London-based Blockchain is currently in talks with investors about raising the venture capital fund, according to two sources. Blockchain wants to use the money to invest in both equity and crypto coins in the sector.
Sam Harrison, who joined Blockchain from Naspers Ventures in July 2018, is heading up the effort, the sources said.
Harrison’s LinkedIn appears to confirm this, saying he “co-founded Blockchain.com Ventures – $50m Venture Capital Fund.” It states the fund has already invested in crypto startups like Origin Protocol, Coindirect, Sliver.tv, Nodle.
Blockchain declined to comment.
Elliptic, a London-based firm that detects and investigates cryptocurrency-related crimes, said on Wednesday that it had raised $23m (£18.9m) in new investment to fund its ongoing Asian expansion.
The company, which was co-founded in 2013 by Oxford and Imperial College London PhD scientists, counts as customers over 100 cryptocurrency businesses and financial institutions across the world.
The round of funding was led by SBI Group, a major Japanese financial services group based in Tokyo.
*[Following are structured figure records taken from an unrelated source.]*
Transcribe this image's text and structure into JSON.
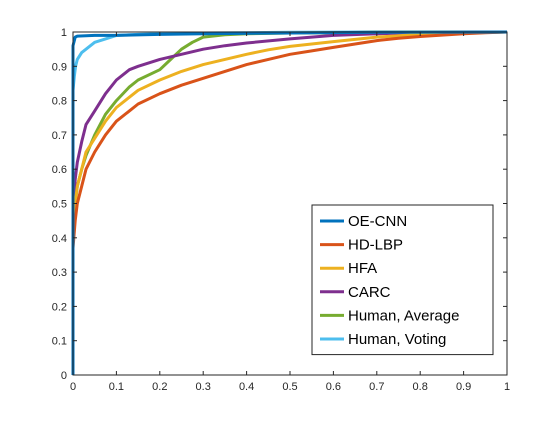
{
  "chart_data": {
    "type": "line",
    "title": "",
    "xlabel": "",
    "ylabel": "",
    "xlim": [
      0,
      1
    ],
    "ylim": [
      0,
      1
    ],
    "xticks": [
      "0",
      "0.1",
      "0.2",
      "0.3",
      "0.4",
      "0.5",
      "0.6",
      "0.7",
      "0.8",
      "0.9",
      "1"
    ],
    "yticks": [
      "0",
      "0.1",
      "0.2",
      "0.3",
      "0.4",
      "0.5",
      "0.6",
      "0.7",
      "0.8",
      "0.9",
      "1"
    ],
    "grid": false,
    "legend_position": "bottom-right",
    "series": [
      {
        "name": "OE-CNN",
        "color": "#0072BD",
        "x": [
          0,
          0,
          0.005,
          0.01,
          0.05,
          0.1,
          0.2,
          0.3,
          0.5,
          0.7,
          1
        ],
        "y": [
          0,
          0.96,
          0.985,
          0.988,
          0.99,
          0.99,
          0.993,
          0.995,
          0.997,
          0.999,
          1
        ]
      },
      {
        "name": "HD-LBP",
        "color": "#D95319",
        "x": [
          0,
          0.005,
          0.01,
          0.02,
          0.03,
          0.05,
          0.075,
          0.1,
          0.13,
          0.15,
          0.2,
          0.25,
          0.3,
          0.35,
          0.4,
          0.45,
          0.5,
          0.55,
          0.6,
          0.65,
          0.7,
          0.75,
          0.8,
          0.85,
          0.9,
          0.95,
          1
        ],
        "y": [
          0.37,
          0.45,
          0.5,
          0.55,
          0.6,
          0.65,
          0.7,
          0.74,
          0.77,
          0.79,
          0.82,
          0.845,
          0.865,
          0.885,
          0.905,
          0.92,
          0.935,
          0.945,
          0.955,
          0.965,
          0.975,
          0.982,
          0.987,
          0.991,
          0.995,
          0.998,
          1
        ]
      },
      {
        "name": "HFA",
        "color": "#EDB120",
        "x": [
          0,
          0.005,
          0.01,
          0.02,
          0.03,
          0.05,
          0.075,
          0.1,
          0.13,
          0.15,
          0.2,
          0.25,
          0.3,
          0.35,
          0.4,
          0.45,
          0.5,
          0.6,
          0.7,
          0.8,
          0.9,
          1
        ],
        "y": [
          0.45,
          0.5,
          0.55,
          0.6,
          0.65,
          0.69,
          0.74,
          0.78,
          0.81,
          0.83,
          0.86,
          0.885,
          0.905,
          0.92,
          0.935,
          0.948,
          0.958,
          0.972,
          0.985,
          0.993,
          0.997,
          1
        ]
      },
      {
        "name": "CARC",
        "color": "#7E2F8E",
        "x": [
          0,
          0.005,
          0.01,
          0.02,
          0.03,
          0.05,
          0.075,
          0.1,
          0.13,
          0.15,
          0.2,
          0.25,
          0.3,
          0.35,
          0.4,
          0.5,
          0.6,
          0.7,
          0.8,
          1
        ],
        "y": [
          0.48,
          0.57,
          0.62,
          0.68,
          0.73,
          0.77,
          0.82,
          0.86,
          0.89,
          0.9,
          0.92,
          0.935,
          0.95,
          0.96,
          0.968,
          0.98,
          0.99,
          0.995,
          0.998,
          1
        ]
      },
      {
        "name": "Human, Average",
        "color": "#77AC30",
        "x": [
          0,
          0.005,
          0.01,
          0.02,
          0.03,
          0.05,
          0.075,
          0.1,
          0.13,
          0.15,
          0.2,
          0.225,
          0.25,
          0.275,
          0.3,
          0.35,
          0.4,
          0.5,
          0.6,
          0.7,
          1
        ],
        "y": [
          0.47,
          0.5,
          0.55,
          0.6,
          0.64,
          0.7,
          0.76,
          0.8,
          0.84,
          0.86,
          0.89,
          0.92,
          0.95,
          0.97,
          0.985,
          0.992,
          0.995,
          0.997,
          0.998,
          0.999,
          1
        ]
      },
      {
        "name": "Human, Voting",
        "color": "#4DBEEE",
        "x": [
          0,
          0.003,
          0.006,
          0.01,
          0.015,
          0.02,
          0.03,
          0.05,
          0.075,
          0.1,
          0.15,
          0.2,
          0.3,
          0.5,
          0.7,
          1
        ],
        "y": [
          0.83,
          0.87,
          0.9,
          0.92,
          0.93,
          0.94,
          0.95,
          0.97,
          0.98,
          0.99,
          0.993,
          0.995,
          0.997,
          0.999,
          1,
          1
        ]
      }
    ]
  }
}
Tomoyuki Nii, an SBI Group executive, will join the board of Elliptic.
European markets surge
European markets were rallying strongly on Wednesday thanks to signs of hope from Hong Kong.
“Asia markets surged this morning after the South China Morning Post reported that Hong Kong CEO Carrie Lam said that she would be withdrawing the contentious extradition bill,” Michael Hewson, chief market analyst at CMC Markets, said.
“Hong Kong markets, as well as global financial markets have taken this extremely well with the Hang Seng surging by over 4% and its biggest one day gain this year.
“This optimism has rippled over into a positive open here in Europe this morning, with strong gains across the board from financials as well as luxury stocks, with Asia focussed HSBC, Standard Chartered, Prudential and Burberry amongst the biggest risers.”